La entrada de Estados Unidos en la guerra contra Irán no se decidió en una larga deliberación estratégica ni en una discusión cerrada sobre objetivos, costes y salida. Según un reportaje de 'The New York Times', firmado por Jonathan Swan y Maggie Haberman, el paso definitivo llegó después de una presentación de Benjamin Netanyahu en la Sala de Situación de la Casa Blanca y de una respuesta de Donald Trump tan breve como decisiva: “Me parece bien”. El diario reconstruye así el momento en que Washington terminó comprando el plan israelí pese a las dudas de la CIA, del vicepresidente JD Vance, del secretario de Estado Marco Rubio y de mandos militares sobre la viabilidad real de la operación.

La escena que describe The New York Times arranca el 11 de febrero. Netanyahu acudió a la Casa Blanca y, en un formato poco habitual para un líder extranjero, fue llevado a la Sala de Situación para exponer su propuesta. El plan, según esa reconstrucción, se articulaba en cuatro movimientos: eliminar al líder supremo iraní, destruir la capacidad militar de Teherán, provocar una revuelta popular y facilitar un cambio de régimen. La presentación incluía incluso un vídeo con supuestos futuros dirigentes de Irán. Trump, siempre según el relato del diario, salió convencido de aquella exposición y dejó dicho que la idea le parecía bien.

Ese respaldo no llegó porque hubiera consenso en torno a la operación. Llegó pese a que, al día siguiente, parte del aparato de seguridad estadounidense puso en duda varios pilares del plan israelí. La CIA consideró poco creíble la parte referida a una insurrección interna y a un cambio de régimen rápido. Rubio lo resumió con una crudeza que el reportaje atribuye de forma textual a las conversaciones internas. El general Dan Caine, por su parte, advirtió de algo más simple y más concreto: Israel tendía a prometer más de lo que podía garantizar y sus planes no siempre llegaban bien armados.

Un plan vendido como rápido y limpio

El corazón del relato no está solo en lo que Netanyahu prometió, sino en cómo lo vendió y en quién aceptó ese guion. Según la reconstrucción periodística, Israel aseguró que podía degradar en pocas semanas el programa de misiles iraní, contener una respuesta regional y abrir el camino a una caída del régimen desde dentro. El problema es que dentro de la propia Administración estadounidense había quien no se tragaba ese escenario. Vance advirtió del impacto político que una guerra podía tener sobre la propia coalición de Trump. También puso el foco en el estrecho de Ormuz, el punto más sensible del tablero, y en la imposibilidad de calcular con precisión cómo respondería Irán si lo que percibía estaba en juego era la supervivencia misma del régimen.
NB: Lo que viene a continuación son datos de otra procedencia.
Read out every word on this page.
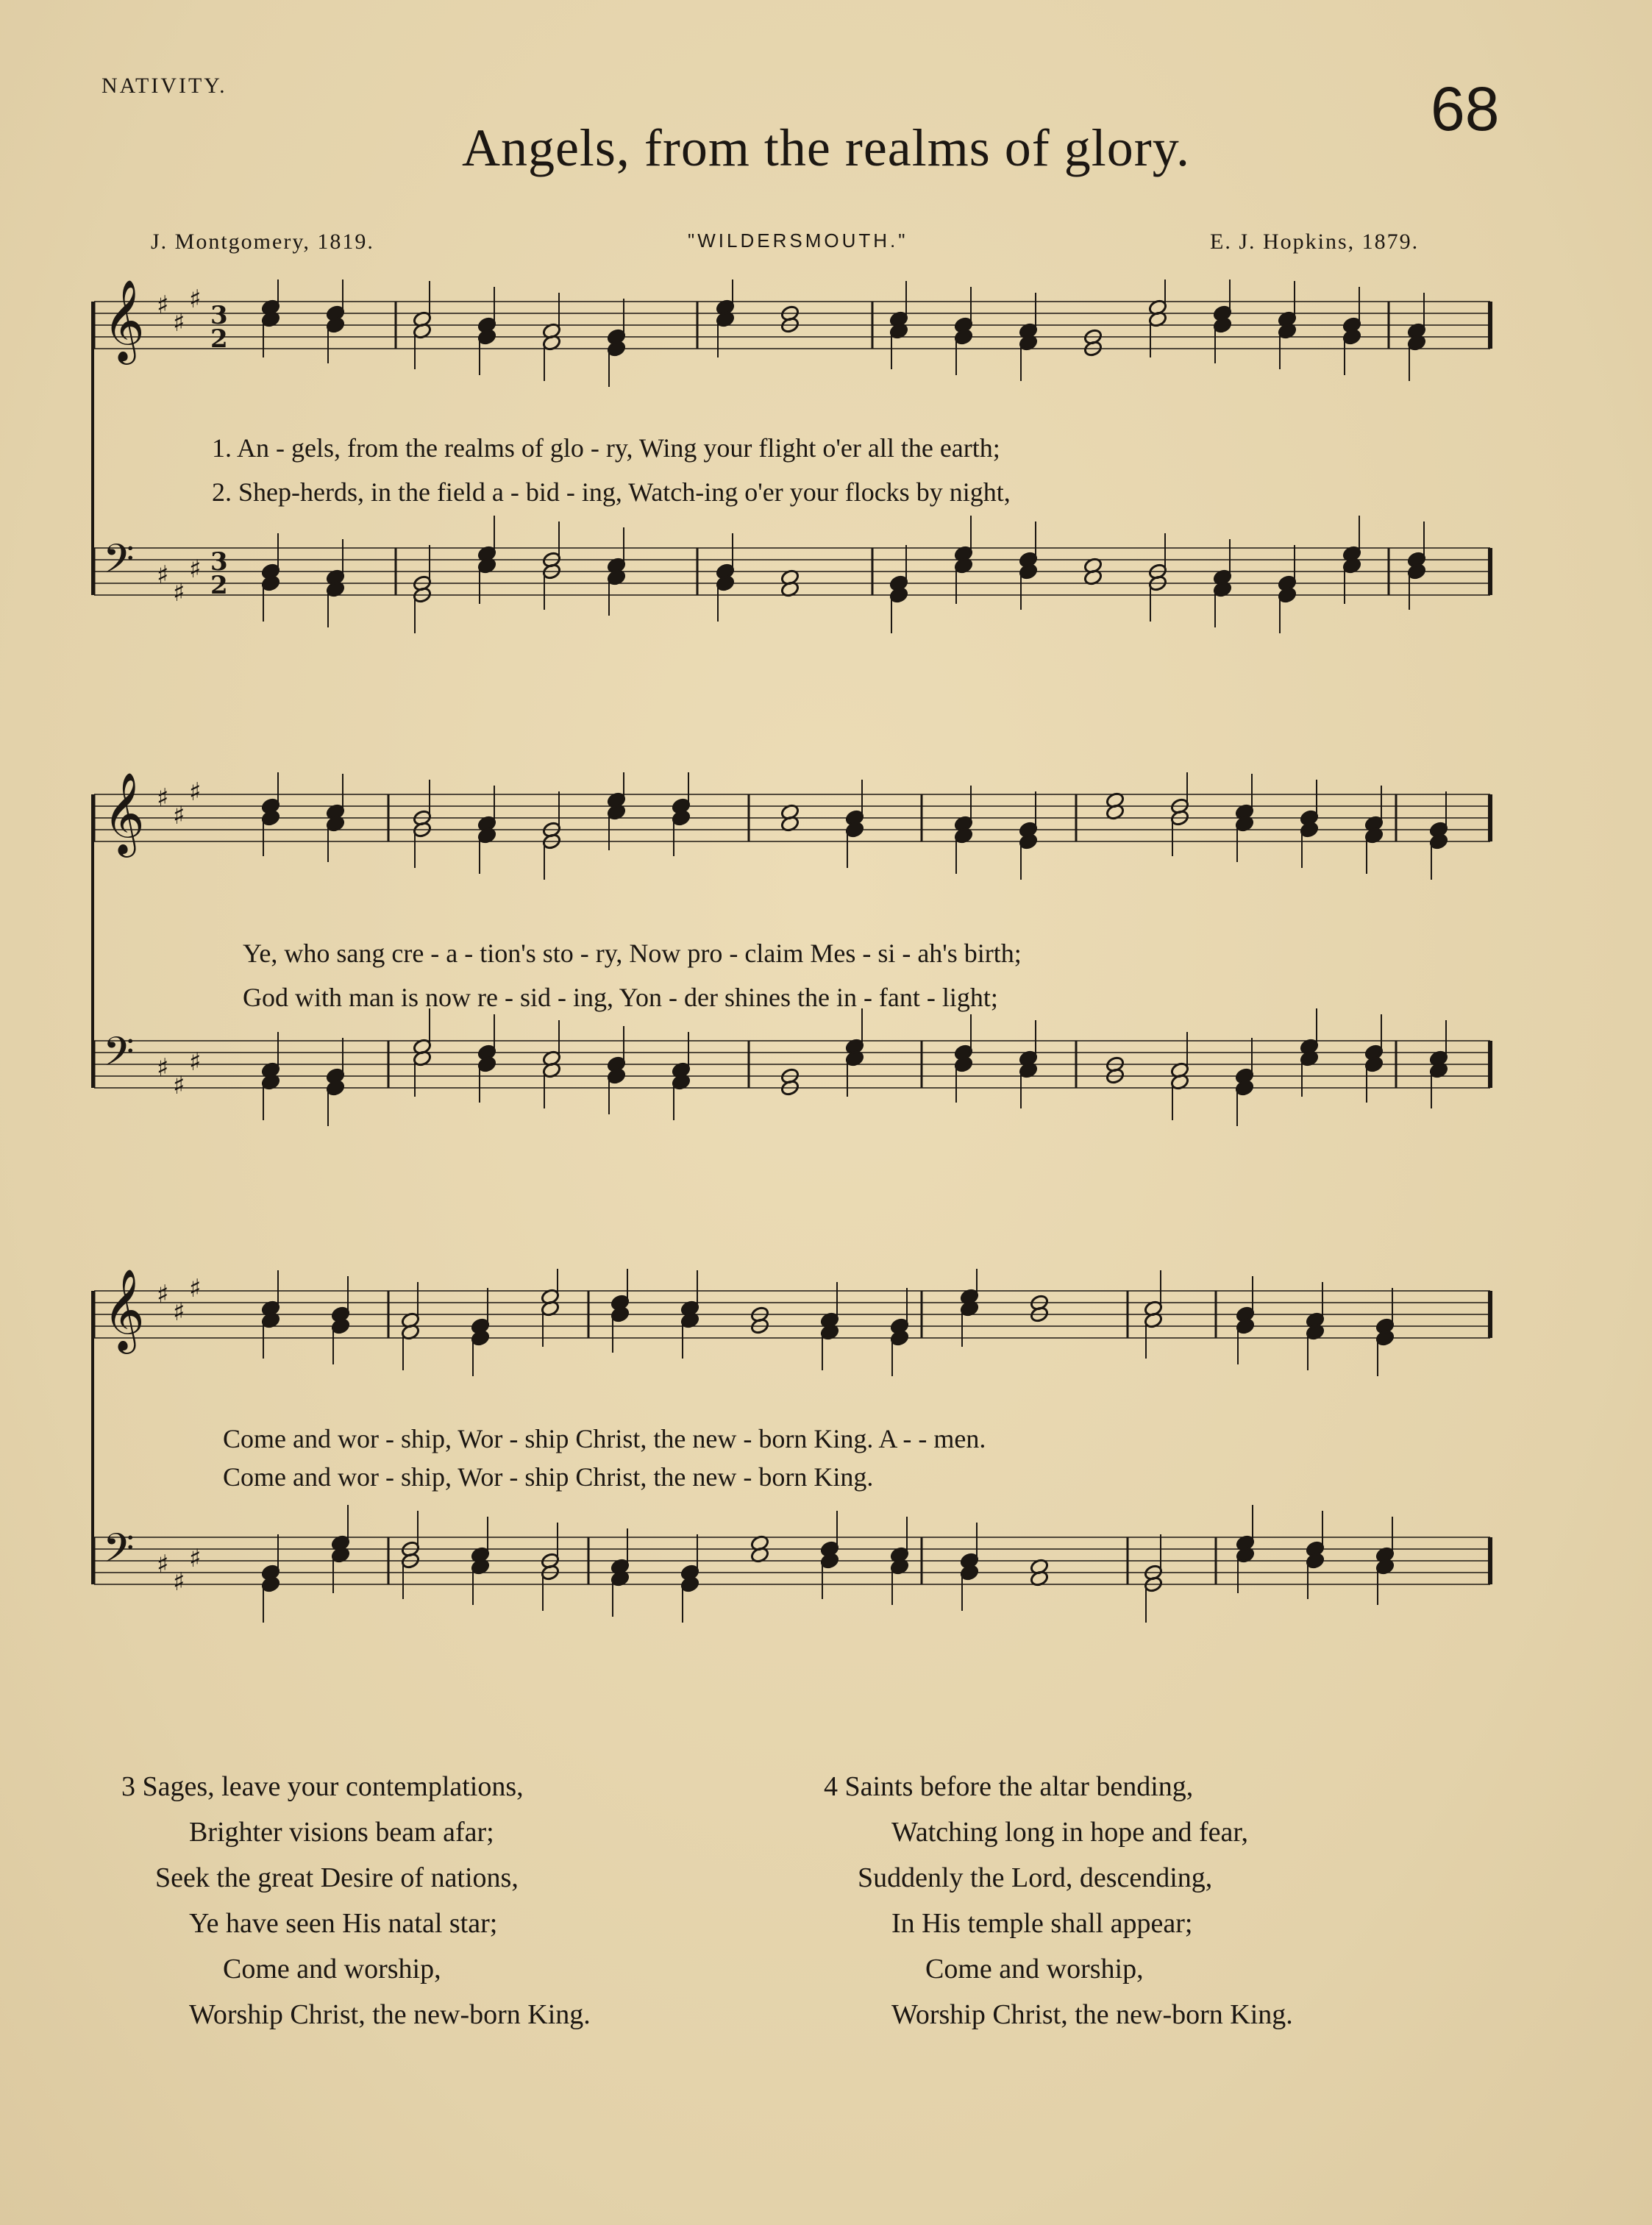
NATIVITY.	68
Angels, from the realms of glory.
J. Montgomery, 1819.	"WILDERSMOUTH."	E. J. Hopkins, 1879.
𝄞 ♯
♯
♯
3
2
𝄢 ♯
♯
♯ 3
2
1. An - gels, from the realms of glo - ry, Wing your flight o'er all the earth;
2. Shep-herds, in the field a - bid - ing, Watch-ing o'er your flocks by night,
𝄞 ♯
♯
♯
𝄢 ♯
♯
♯
Ye, who sang cre - a - tion's sto - ry, Now pro - claim Mes - si - ah's birth;
God with man is now re - sid - ing, Yon - der shines the in - fant - light;
𝄞 ♯
♯
♯
𝄢 ♯
♯
♯
Come and wor - ship, Wor - ship Christ, the new - born King. A - - men.
Come and wor - ship, Wor - ship Christ, the new - born King.
3 Sages, leave your contemplations,
Brighter visions beam afar;
Seek the great Desire of nations,
Ye have seen His natal star;
Come and worship,
Worship Christ, the new-born King.
4 Saints before the altar bending,
Watching long in hope and fear,
Suddenly the Lord, descending,
In His temple shall appear;
Come and worship,
Worship Christ, the new-born King.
Las objeciones no se quedaron ahí. Caine alertó sobre los límites del arsenal estadounidense si el conflicto se alargaba. También sobre la ausencia de una vía clara hacia la victoria. Susie Wiles, jefa de gabinete de Trump, tenía reservas, pero el reportaje señala que optó por no fijar posición en una reunión de ese calibre. La fotografía que deja The New York Times es la de una Casa Blanca donde casi nadie avalaba sin matices el plan israelí, pero donde tampoco cuajó una oposición capaz de frenarlo. Trump oyó las alertas. No cambió de rumbo.

El cierre de esa secuencia llegó después. Ya en el Air Force One, Trump aprobó formalmente la operación poco antes del plazo fijado por los mandos militares. La orden, según el relato del diario, fue directa y sin espacio para marcha atrás. El dato tiene peso por sí mismo. También por lo que revela del método: una guerra abierta contra Irán quedó atada a una cadena de decisiones en la que pesó más la intuición política del presidente y la presión israelí que un acuerdo sólido dentro de su propio equipo de seguridad nacional.

El reportaje de The New York Times aparece, además, en un momento delicado para Trump. La guerra con Irán ha tensionado al bloque MAGA, donde crecieron las críticas por haber roto la promesa de no meter a Estados Unidos en nuevos conflictos de gran escala. También ha abierto preguntas sobre qué obtuvo realmente Washington de una operación que, según otras crónicas publicadas estos días, no logró ninguno de los grandes objetivos maximalistas que Israel había puesto sobre la mesa al principio de la ofensiva. La continuidad del régimen iraní, la fragilidad del alto el fuego y la crisis en Ormuz han dejado esa discusión abierta.